Other Skills Required (Other qualifications)
Experience is an essential part of a successful career in either interpreting or translation. In fact, many agencies or companies use only the services of people who have worked in the field for 3 to 5 years or who have a degree in translation studies, or both.
A good way for translators to learn firsthand about the profession is to start out working in-house for a translation company; however, such jobs are not very numerous. People seeking to enter interpreter or translator jobs should begin by getting experience whatever way possible—even if it means doing informal or volunteer work.
Volunteer opportunities are available through community organizations, hospitals, and sporting events, such as marathons, that involve international competitors. The American Translators Association works with the Red Cross to provide volunteer interpreters in crisis situations. Any translation can be used as an example for potential clients, even translation done as practice.

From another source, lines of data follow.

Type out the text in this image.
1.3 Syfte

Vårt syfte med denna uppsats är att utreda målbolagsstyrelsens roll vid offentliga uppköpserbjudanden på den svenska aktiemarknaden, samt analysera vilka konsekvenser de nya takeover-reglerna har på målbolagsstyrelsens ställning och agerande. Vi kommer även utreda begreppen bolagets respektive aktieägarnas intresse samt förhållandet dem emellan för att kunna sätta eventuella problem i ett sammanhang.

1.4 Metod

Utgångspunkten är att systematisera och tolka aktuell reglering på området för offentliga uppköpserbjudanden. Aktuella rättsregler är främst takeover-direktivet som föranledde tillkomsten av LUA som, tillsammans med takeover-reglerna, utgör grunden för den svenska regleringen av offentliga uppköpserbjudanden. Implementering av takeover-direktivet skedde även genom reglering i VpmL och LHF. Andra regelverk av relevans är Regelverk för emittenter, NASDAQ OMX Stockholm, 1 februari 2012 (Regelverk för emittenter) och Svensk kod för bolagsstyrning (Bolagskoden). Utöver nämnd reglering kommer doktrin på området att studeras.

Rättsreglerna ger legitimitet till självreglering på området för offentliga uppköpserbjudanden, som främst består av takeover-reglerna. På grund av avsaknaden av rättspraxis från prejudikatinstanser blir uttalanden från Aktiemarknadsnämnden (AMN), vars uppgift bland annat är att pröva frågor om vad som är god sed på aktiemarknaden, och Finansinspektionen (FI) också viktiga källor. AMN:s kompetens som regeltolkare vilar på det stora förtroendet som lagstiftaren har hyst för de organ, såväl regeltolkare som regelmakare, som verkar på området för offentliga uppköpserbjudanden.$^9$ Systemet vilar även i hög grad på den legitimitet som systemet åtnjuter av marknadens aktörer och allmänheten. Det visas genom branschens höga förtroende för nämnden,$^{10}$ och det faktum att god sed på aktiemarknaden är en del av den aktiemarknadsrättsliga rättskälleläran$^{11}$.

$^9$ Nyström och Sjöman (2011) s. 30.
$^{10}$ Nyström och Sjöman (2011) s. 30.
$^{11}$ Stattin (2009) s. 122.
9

Paid or unpaid internships and apprenticeships are other ways for interpreters and translators to get started. Escort interpreting may offer an opportunity for inexperienced candidates to work alongside a more seasoned interpreter. Interpreters might also find it easier to break into areas with particularly high demand for language services, such as court or medical interpreting.
Whatever path of entry they pursue, new interpreters and translators should establish mentoring relationships to build their skills, confidence, and professional network. Mentoring may be formal, such as through a professional association, or informal with a coworker or an acquaintance who has experience as an interpreter or translator. Both the American Translators Association and the Registry of Interpreters for the Deaf offer formal mentoring programs.
Translators working in localization need a solid grasp of the languages to be translated, a thorough understanding of technical concepts and vocabulary, and a high degree of knowledge about the intended target audience or users of the product. Because software often is involved, it is not uncommon for people who work in this area of translation to have a strong background in computer science or to have computer-related work experience.
Self-employed and freelance interpreters and translators need general business skills to successfully manage their finances and careers. They must set prices for their work, bill customers, keep financial records, and market their services to attract new business and build their client base.